A Madeira era um objetivo distante, muito distante, praticamente arrumado da realidade por dois obstáculos gigantes, a julgar pelos relatos que me chegavam de uma das provas incontornáveis de Portugal: o MIUT e os seus triliões de degraus e os abismos, a abrupta sensação de fim de terra com o mar lá longe, em baixo, a pique. Ora degraus são o inferno dos músculos adormecidos dos corredores amadores e arribas são o inferno dos sentidos baralhados de corredores amadores com vertigens. Diagnóstico feito, não vais, minha querida. Só que isso seria contar que o mundo nos deixasse assim, no está-se bem do planinho, no está certo está, vai tu que por cá me entretenho com os degraus ao nível do mar do meu Porto. O mundo não deixou. Certo dia, vibra-me o telefone. No ecrã aparece-me Ester Alves. Luxo. É sempre um luxo quando no ecrã me aparece Ester, ou Lucinda, ou Carlos, ou Armando.

“Vamos à Madeira”, afirma ela. Assim, de repente? Mas, olha, degraus, vertigens, eu sou a última, sempre, degraus não são para mim, mormente a pique. “Vamos à Madeira, marca o voo. Vais conhecer os trilhos do Porto da Cruz. São lindos, temos que falar deles.”

Dito assim, não tive remédio. Voo marcado. Faltavam meses. Arrumei a ilha a um canto da memória e segui sendo última ou quase (top 10, é uma questão de honra) aqui e ali, mesmo quando o desnível era uma vergonha, mesmo quando metade das corridas era a descer, sempre com aquela mania de que eu, no meu vagar, vejo tudo tudinho e eles, os que me aparecem tem dias no ecrã, não vêem nenhum.
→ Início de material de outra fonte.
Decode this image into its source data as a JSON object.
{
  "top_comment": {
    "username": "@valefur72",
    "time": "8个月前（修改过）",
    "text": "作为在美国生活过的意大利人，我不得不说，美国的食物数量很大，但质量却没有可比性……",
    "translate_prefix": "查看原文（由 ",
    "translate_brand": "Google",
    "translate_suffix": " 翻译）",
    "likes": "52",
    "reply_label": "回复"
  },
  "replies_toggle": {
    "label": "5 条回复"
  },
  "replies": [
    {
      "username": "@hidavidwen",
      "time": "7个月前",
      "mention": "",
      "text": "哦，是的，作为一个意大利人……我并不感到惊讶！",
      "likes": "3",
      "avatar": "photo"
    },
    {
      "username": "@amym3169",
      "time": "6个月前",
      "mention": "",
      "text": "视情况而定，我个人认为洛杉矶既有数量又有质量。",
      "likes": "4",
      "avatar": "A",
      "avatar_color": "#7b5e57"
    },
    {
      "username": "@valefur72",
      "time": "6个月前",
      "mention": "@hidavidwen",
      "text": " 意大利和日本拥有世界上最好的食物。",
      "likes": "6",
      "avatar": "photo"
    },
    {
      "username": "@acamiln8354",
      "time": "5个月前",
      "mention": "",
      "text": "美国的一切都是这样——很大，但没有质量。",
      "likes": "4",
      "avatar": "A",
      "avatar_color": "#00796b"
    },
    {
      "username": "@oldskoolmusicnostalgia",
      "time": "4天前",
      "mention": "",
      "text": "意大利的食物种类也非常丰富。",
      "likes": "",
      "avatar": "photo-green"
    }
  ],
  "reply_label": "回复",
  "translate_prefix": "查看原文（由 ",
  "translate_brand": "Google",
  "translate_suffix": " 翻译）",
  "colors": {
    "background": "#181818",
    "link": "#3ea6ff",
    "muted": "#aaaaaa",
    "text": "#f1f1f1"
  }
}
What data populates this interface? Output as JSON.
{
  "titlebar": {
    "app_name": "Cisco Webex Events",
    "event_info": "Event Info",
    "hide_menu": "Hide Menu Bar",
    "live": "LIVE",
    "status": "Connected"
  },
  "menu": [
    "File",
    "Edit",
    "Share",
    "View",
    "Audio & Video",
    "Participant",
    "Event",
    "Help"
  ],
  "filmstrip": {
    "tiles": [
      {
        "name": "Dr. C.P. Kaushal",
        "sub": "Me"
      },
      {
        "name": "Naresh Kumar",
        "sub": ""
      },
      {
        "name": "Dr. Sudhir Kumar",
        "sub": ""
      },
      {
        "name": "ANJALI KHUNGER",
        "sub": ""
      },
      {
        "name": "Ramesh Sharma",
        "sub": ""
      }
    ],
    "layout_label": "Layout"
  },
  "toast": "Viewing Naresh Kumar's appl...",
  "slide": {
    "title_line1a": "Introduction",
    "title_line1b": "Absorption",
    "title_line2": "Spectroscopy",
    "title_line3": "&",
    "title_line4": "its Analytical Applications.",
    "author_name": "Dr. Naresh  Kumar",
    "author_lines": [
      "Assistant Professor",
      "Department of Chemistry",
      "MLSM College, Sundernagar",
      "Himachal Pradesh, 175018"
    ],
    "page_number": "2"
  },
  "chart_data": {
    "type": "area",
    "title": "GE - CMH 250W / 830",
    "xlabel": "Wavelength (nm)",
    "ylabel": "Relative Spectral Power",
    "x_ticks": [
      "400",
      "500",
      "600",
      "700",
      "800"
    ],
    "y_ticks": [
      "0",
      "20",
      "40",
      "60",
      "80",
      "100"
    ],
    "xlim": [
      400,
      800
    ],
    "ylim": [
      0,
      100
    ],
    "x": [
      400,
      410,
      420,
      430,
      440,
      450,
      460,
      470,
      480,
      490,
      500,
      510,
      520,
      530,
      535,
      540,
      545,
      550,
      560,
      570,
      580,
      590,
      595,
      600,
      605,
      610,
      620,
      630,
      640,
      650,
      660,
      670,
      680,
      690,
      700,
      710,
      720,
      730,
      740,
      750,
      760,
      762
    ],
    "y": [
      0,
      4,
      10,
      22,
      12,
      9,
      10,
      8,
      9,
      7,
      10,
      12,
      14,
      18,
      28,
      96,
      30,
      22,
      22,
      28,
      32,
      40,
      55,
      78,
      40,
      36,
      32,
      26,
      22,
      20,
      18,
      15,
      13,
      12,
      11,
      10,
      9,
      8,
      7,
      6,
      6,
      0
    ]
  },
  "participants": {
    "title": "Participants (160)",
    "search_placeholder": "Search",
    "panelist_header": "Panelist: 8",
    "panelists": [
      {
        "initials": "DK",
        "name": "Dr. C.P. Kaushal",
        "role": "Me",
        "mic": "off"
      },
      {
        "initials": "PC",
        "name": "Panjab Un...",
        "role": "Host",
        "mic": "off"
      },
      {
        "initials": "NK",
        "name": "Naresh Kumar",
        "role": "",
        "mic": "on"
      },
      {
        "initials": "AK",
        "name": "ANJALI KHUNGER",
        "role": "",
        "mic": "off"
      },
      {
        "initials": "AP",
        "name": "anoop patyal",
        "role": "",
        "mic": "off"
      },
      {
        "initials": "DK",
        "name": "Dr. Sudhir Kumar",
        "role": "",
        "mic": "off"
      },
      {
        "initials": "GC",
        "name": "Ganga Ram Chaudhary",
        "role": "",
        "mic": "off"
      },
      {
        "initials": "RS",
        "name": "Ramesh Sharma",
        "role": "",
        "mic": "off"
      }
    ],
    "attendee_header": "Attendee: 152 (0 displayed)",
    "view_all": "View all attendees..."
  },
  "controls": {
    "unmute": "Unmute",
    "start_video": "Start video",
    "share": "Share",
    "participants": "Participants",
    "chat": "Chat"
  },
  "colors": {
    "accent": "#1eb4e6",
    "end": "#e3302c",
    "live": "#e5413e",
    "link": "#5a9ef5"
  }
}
Ah e tal, correr é prazer, é olhar, é sentir, é… E num instante estou num voo madrugador a caminho da ilha, aterro a cerrar os dentes entre poços de ar e a ingenuidade do baptismo de voo dos elementos do Rancho Folclórico de Santa Maria da Reguenga, de Santo Tirso, Santi Tirso, Ester, o único sítio onde corri com os da frente, porque te pus a arrastares-te por ali acima com a desculpa de uma reportagem. À saída, Hugo Marques e a redescoberta da hospitalidade dos ilhéus, que já esquecera. É o organizador do Ultra Trail Porto da Cruz Natura, é o jovem visionário que convenceu aquela freguesia do Machico a marcar percursos permanentes, é o homem a quem os madeirenses devem um circuito de treino perfeito do Porto da Cruz ao Poiso e daí para baixo, com passagem pelas paisagens “Senhor dos Anéis” da floresta laurissilva, onde já foram vistos elfos durante o MIUT. Consta.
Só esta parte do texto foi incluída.